But not The Rev. Cary Gordon of Cornerstone World Outreach church in Sioux City, Iowa. He’s sent a YouTube video slamming Gingrich as untrustworthy to one million cell phones in Iowa. Gingrich, it declares, is “The Kim Kardashian of the GOP.

“My vote is not connected to someone else’s repentance, it’s connected to their record,” Gordon told Politico.com. “I don’t trust him and I have no reason to trust him. He has done nothing to earn my trust.”

Meanwhile, the conservative commentariat has laid into Gingrich as well.

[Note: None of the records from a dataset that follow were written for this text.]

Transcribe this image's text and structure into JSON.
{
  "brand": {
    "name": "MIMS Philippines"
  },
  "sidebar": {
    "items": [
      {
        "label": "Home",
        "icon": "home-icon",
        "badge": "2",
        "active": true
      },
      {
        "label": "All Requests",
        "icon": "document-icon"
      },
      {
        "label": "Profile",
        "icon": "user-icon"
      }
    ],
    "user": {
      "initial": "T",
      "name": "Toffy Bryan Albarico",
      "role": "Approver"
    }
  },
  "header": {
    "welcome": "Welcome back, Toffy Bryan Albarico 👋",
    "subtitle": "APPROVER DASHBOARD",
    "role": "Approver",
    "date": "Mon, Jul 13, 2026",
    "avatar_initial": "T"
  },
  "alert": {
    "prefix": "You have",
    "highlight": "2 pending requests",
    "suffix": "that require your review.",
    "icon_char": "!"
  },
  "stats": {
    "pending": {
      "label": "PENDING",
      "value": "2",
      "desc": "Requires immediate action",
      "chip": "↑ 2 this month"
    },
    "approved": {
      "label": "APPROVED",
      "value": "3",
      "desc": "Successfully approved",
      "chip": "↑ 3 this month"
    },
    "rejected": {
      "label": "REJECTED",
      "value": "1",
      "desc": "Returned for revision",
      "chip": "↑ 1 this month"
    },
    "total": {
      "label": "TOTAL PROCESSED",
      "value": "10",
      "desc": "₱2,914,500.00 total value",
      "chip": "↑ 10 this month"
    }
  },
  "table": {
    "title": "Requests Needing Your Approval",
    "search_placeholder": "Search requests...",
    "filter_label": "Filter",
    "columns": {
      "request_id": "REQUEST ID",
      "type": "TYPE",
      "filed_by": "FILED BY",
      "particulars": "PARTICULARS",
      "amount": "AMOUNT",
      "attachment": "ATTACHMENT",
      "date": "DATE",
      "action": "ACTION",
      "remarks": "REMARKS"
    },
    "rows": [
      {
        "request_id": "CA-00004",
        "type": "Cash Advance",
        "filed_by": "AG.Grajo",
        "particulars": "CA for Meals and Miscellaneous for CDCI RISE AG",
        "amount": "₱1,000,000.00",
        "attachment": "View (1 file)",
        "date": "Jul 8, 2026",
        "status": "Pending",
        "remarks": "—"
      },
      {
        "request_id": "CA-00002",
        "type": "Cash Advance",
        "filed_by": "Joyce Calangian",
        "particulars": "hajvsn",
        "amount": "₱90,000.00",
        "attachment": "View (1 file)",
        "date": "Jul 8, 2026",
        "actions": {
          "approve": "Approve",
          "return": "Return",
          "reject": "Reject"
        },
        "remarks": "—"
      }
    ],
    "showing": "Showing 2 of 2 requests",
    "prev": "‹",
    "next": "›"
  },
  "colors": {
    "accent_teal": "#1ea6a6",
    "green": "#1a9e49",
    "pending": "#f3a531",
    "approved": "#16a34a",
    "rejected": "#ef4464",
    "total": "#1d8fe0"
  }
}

“He has every negative character trait that conservatives associate with ’60s excess: narcissism, self-righteousness, self-indulgence and intemperance,” writes New York Times conservative columnist David Brooks. “As nearly everyone who has ever worked with him knows, he would severely damage conservatism and the Republican Party if nominated.”

Like Brooks, Peggy Noonan at the Wall Street Journal says Gingrich’s temperament and character would be his (and likely his party’s) undoing.

“He's philosophically unanchored, an unstable element,” she writes. “There are too many storms within him, and he seeks out external storms in order to equalize his own atmosphere. He's a trouble magnet, a starter of fights that need not be fought…. He is a human hand grenade who walks around with his hand on the pin, saying, ‘Watch this!’”

Speaking on ABC, conservative Washington Post columnist George Will said Gingrich “embodies almost everything disagreeable about modern Washington.”

“Gingrich has a self-regard so immense that it rivals Obama’s – but, unlike Obama’s, is untamed by self-discipline,” charges Charles Krauthammer, Will’s fellow conservative on the Washington Post op-ed page.

Gingrich, Krauthammer wrote last week, is “possessed of an unbounded need for grand display that has already led him to unconservative places even he is at a loss to explain, and that as president would leave him in constant search of the out-of-box experience – the confoundedly brilliant Nixon-to-China flipperoo regarding his fancy of the day, be it health care, taxes, energy, foreign policy, whatever.”

And those are just Gingrich’s fellow Republicans. You can imagine what use Democrats will make of that if Gingrich becomes the Republican nominee.

It will be interesting to see if Romney, Ron Paul, Rick Santorum, Michele Bachmann, and Rick Perry pick up on the same themes at Saturday night’s debate.